13 de outubro de 2019

Crônica com flor para uma jovem leitora

Este bilhete é escrito para uma estudante que não encontrou a biblioteca de sua escola aberta na semana que antecedeu o dia das crianças. Durante todos os dias da semana ela encontrou a porta da biblioteca fechada. Procurou a direção da escola por várias vezes. A direção não pode atendê-la, pois obras estavam sendo realizadas na sala onde funciona a biblioteca.

A garota disse que pediria à mãe para levá-la à escola em outro horário, pois reside em outro bairro. Ela não queria se entediar no feriado e a leitura seria uma ocupação. É o que ela disse a um professor. Certamente a mãe não pode ir à escola com ela, pois ela não compareceu no horário combinado com o professor.

Eu gostaria de saber como ela ocupou o fim de semana. Se ela conseguiu algum livro. Se ela tem computador para dialogar com amigos, ver vídeos ou até mesmo ler livros. Se a sua casa tem uma estante com alguns livros. Se o seu bairro tem uma biblioteca pública.

Eu me lembro que não tinha estante em minha casa. Catei no lixo um caixote de ripas de madeira, de carregar frutas e legumes na feira, e preguei umas pernas de pau nele. Aquele caixote foi a minha primeira estante, onde guardei os primeiros livros e revistas que consegui, bem como recortes de jornais que gosto de colecionar até hoje. Alguns livros eu coletei no lixo. Esses livros, revistas e recortes foram os únicos bens que eu trouxe para Brasília, onde consegui outro caixote para remontar minha estante.

Penso na grande desgraça que é a falta de material de cultura nas casas brasileiras. Bem como a falta de orientação para que os jovens consigam preencher esse vazio. Tenho até a impressão que é cômodo e útil termos jovens à margem da formação e da sabedoria. Pessoas que nada entendem, que ficam sem formação, podem ser manipuladas para que o sistema permaneça o mesmo, com uma escravização eterna.

Estou separando alguns livros para esta pequena jovem. Enviarei para que seja entregue a ela em sua escola. Enviarei para ela também este bilhete.


Digo a ela para continuar batendo nas portas para que não só a biblioteca seja aberta. As portas não se abrem se não insistimos, às vezes precisamos esmurrá-las, abri-las a machadadas, ou com conhecimento. Por isso, leia sempre, duvide sempre, não dê apoio incondicional a qualquer ideia, exija e vá atrás. Para isso, não dispense nunca de ser feliz e alegre e de amar as pessoas. De tratá-las com cortesia. Até quando duvidamos das pessoas, será mais fácil tê-las ao nosso lado se as tratamos com cortesia. Não odiar nunca. O ódio gera violência, elimina a razão e o diálogo.

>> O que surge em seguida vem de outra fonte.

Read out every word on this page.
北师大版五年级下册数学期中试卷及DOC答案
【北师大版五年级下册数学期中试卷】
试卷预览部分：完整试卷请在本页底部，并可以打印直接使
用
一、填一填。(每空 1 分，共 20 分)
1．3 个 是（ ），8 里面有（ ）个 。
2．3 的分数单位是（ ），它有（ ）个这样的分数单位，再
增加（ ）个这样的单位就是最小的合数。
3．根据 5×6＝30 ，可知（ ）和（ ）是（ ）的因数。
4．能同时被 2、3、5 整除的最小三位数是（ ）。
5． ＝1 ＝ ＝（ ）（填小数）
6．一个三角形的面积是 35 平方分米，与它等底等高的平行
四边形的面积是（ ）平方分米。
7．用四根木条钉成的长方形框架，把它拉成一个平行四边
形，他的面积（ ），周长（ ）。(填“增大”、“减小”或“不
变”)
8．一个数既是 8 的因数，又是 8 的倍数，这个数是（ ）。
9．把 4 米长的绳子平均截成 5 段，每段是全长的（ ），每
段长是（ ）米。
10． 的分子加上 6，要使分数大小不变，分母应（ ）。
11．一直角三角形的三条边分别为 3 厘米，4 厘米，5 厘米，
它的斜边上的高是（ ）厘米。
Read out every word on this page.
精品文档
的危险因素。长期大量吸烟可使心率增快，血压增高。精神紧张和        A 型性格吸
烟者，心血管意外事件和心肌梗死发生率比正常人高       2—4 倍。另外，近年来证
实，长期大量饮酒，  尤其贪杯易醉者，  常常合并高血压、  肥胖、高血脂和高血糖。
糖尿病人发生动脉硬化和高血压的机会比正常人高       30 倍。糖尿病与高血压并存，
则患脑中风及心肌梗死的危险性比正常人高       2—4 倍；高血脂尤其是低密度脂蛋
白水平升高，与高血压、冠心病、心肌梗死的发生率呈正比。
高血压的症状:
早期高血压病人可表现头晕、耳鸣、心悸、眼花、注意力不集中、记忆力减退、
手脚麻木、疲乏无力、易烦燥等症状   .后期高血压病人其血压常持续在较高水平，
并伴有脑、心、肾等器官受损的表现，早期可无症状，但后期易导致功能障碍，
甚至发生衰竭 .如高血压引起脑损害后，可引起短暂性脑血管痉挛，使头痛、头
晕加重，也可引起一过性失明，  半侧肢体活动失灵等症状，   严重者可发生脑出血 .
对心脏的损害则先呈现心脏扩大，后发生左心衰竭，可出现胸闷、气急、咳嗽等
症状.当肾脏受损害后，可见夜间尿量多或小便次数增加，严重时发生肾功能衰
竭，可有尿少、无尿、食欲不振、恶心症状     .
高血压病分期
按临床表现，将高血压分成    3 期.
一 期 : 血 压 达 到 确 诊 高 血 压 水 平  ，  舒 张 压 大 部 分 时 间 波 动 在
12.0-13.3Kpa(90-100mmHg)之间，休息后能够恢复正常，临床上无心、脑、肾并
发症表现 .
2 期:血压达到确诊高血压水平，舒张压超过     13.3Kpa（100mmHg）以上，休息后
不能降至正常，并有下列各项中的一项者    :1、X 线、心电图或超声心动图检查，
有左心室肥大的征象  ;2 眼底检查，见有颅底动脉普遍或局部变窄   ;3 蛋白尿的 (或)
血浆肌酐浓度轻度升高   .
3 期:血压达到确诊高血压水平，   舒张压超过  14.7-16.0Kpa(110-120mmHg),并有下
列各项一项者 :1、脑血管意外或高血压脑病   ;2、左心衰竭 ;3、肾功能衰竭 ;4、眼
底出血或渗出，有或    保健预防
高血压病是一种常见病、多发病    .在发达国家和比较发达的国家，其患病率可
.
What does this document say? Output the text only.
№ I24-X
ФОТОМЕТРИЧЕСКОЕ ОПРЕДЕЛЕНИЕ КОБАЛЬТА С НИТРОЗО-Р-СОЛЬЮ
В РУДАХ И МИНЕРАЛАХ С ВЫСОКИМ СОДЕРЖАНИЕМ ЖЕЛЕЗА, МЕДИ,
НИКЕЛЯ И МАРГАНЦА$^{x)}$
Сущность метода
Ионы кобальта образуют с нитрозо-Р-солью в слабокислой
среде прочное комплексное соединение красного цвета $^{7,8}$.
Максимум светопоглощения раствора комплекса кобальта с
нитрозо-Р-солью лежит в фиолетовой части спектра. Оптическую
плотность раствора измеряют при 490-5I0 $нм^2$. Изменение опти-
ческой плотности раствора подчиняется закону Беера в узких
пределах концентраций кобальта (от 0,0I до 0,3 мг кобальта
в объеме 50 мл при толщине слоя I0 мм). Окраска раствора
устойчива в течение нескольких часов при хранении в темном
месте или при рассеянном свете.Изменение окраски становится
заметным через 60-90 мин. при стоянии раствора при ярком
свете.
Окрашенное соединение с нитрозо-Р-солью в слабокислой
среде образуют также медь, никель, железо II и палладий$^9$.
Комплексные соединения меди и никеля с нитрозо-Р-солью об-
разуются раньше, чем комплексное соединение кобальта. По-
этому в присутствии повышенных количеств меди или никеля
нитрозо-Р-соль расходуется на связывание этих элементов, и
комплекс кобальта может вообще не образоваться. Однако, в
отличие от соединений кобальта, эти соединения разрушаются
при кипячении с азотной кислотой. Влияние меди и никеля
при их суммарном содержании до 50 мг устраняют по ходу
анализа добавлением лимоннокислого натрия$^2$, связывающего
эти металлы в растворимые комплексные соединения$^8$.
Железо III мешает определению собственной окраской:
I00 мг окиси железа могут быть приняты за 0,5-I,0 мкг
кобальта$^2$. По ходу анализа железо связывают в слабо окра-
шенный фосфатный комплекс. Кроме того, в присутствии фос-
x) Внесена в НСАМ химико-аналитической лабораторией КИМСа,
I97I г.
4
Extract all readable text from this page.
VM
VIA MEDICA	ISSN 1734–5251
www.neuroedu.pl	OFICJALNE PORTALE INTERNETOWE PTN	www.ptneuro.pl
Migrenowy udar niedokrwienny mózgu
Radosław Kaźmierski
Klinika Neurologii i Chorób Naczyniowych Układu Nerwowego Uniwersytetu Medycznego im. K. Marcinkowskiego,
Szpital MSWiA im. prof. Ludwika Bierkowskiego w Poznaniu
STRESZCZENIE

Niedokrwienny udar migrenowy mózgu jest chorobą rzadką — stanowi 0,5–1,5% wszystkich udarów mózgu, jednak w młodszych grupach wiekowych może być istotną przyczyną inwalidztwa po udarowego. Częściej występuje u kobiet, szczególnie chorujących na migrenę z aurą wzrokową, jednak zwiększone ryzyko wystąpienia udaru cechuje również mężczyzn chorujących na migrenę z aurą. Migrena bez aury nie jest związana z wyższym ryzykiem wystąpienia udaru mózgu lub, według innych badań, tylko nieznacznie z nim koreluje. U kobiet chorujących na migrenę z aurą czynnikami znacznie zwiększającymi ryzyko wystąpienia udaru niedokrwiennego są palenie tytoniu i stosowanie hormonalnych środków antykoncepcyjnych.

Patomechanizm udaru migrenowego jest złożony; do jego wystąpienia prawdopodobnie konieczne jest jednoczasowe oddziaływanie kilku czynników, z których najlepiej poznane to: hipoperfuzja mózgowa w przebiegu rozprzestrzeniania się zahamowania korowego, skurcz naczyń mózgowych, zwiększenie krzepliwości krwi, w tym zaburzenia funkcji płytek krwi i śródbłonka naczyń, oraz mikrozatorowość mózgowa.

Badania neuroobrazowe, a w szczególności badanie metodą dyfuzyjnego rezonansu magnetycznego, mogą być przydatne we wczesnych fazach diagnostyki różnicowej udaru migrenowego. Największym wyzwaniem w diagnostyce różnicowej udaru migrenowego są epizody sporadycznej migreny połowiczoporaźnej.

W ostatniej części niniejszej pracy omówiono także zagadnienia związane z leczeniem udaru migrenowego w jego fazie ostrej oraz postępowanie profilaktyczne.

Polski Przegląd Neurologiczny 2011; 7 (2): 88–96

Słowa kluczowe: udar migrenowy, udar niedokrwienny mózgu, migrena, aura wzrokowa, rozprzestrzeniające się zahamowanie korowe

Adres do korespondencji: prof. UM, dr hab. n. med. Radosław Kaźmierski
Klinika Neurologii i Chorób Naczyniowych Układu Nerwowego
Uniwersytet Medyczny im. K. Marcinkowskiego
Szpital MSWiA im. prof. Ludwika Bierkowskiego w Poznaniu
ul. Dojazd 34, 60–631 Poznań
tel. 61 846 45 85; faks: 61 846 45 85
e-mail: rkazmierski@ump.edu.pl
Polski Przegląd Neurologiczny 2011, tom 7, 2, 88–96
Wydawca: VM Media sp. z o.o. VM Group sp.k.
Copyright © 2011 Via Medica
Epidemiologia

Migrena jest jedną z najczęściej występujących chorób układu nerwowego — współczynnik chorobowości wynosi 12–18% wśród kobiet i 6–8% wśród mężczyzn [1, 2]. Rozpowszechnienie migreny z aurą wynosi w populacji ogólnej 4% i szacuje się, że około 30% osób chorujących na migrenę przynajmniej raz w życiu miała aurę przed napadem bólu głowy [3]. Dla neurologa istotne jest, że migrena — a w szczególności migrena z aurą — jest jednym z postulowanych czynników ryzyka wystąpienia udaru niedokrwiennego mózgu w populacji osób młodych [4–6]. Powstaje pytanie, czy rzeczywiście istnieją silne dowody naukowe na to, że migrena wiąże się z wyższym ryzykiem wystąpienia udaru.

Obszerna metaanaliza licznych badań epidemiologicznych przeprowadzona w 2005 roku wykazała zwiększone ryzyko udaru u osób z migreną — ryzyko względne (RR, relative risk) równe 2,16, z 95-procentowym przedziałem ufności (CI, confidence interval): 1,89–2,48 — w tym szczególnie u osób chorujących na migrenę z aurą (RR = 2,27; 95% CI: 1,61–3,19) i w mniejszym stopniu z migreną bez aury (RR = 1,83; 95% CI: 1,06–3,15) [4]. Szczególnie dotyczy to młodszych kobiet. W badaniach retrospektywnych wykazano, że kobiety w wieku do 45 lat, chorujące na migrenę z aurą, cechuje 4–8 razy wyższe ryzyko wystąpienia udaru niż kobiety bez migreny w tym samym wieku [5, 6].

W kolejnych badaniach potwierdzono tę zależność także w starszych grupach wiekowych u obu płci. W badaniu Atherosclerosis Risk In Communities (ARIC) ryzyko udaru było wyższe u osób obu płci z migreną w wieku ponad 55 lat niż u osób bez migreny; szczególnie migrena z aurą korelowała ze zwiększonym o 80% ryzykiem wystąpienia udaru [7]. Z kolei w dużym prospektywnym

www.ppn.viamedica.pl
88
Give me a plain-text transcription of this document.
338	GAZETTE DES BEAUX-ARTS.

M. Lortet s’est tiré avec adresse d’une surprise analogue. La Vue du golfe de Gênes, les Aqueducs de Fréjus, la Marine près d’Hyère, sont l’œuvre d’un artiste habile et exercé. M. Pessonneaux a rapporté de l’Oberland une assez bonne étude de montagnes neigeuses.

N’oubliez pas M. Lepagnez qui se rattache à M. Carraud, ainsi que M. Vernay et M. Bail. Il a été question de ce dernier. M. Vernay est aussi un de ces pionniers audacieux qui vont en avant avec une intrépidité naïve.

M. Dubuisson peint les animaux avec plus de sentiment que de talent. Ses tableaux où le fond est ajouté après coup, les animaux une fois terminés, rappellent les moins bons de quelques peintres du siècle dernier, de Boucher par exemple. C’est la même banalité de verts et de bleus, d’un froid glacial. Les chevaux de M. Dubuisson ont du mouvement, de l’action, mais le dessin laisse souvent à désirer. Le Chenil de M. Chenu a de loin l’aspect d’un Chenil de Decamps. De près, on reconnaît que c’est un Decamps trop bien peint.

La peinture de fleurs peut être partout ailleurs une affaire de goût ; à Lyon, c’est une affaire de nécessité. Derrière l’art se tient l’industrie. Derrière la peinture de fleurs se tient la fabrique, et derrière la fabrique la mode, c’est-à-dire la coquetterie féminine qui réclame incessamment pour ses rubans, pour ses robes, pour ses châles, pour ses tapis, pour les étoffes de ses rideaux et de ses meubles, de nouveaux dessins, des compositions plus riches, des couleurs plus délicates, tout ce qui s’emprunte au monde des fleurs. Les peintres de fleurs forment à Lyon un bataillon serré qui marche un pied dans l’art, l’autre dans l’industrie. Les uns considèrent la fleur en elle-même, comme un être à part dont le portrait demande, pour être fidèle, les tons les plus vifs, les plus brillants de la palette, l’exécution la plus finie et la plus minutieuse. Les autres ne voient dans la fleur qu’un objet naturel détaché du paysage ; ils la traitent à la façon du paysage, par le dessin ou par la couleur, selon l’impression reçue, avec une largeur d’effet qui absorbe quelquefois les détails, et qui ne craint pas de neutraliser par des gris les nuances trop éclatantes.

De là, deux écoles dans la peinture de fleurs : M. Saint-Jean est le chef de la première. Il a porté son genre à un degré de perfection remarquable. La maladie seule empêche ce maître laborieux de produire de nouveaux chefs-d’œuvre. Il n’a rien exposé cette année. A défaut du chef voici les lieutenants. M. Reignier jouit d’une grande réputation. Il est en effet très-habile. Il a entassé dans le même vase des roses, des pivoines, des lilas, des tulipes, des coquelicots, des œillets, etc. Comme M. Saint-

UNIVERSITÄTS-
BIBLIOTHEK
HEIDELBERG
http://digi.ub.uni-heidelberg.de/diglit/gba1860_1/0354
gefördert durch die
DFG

Só por você querer ocupar seu tempo com a leitura eu já sou seu fã. Já posso imaginar que o seu destino terá muitas estradas, muitas portas abertas, muitas possibilidades. Participe sempre com suas ideias. Assim você torna a sua vida muito mais rica, ajuda a sua família, a sua escola, a sua comunidade.

Assim você me comoveu e faz acreditar que sempre há uma pessoa maravilhosa ao nosso lado, em outro bairro, que está trabalhando por si mesma e pelas demais. Não curta o tédio, dê sempre um jeito de ler um livro, de fazer bem suas lições, de assistir os jornais e programas de debate na televisão. Besta é o que não usa o tempo a seu favor. Se não nascemos sabendo, temos de escrever nas páginas em branco de nosso cérebro. Escrever nas páginas em branco do cérebro o que será útil para formação de nossa individualidade. Indivíduo quer dizer aquilo que é único, que não é igual a outro. Melhor ser um indivíduo construído com sabedoria. Não resta dúvida. Você não acha?

Repito: fiquei emocionado em saber de sua história.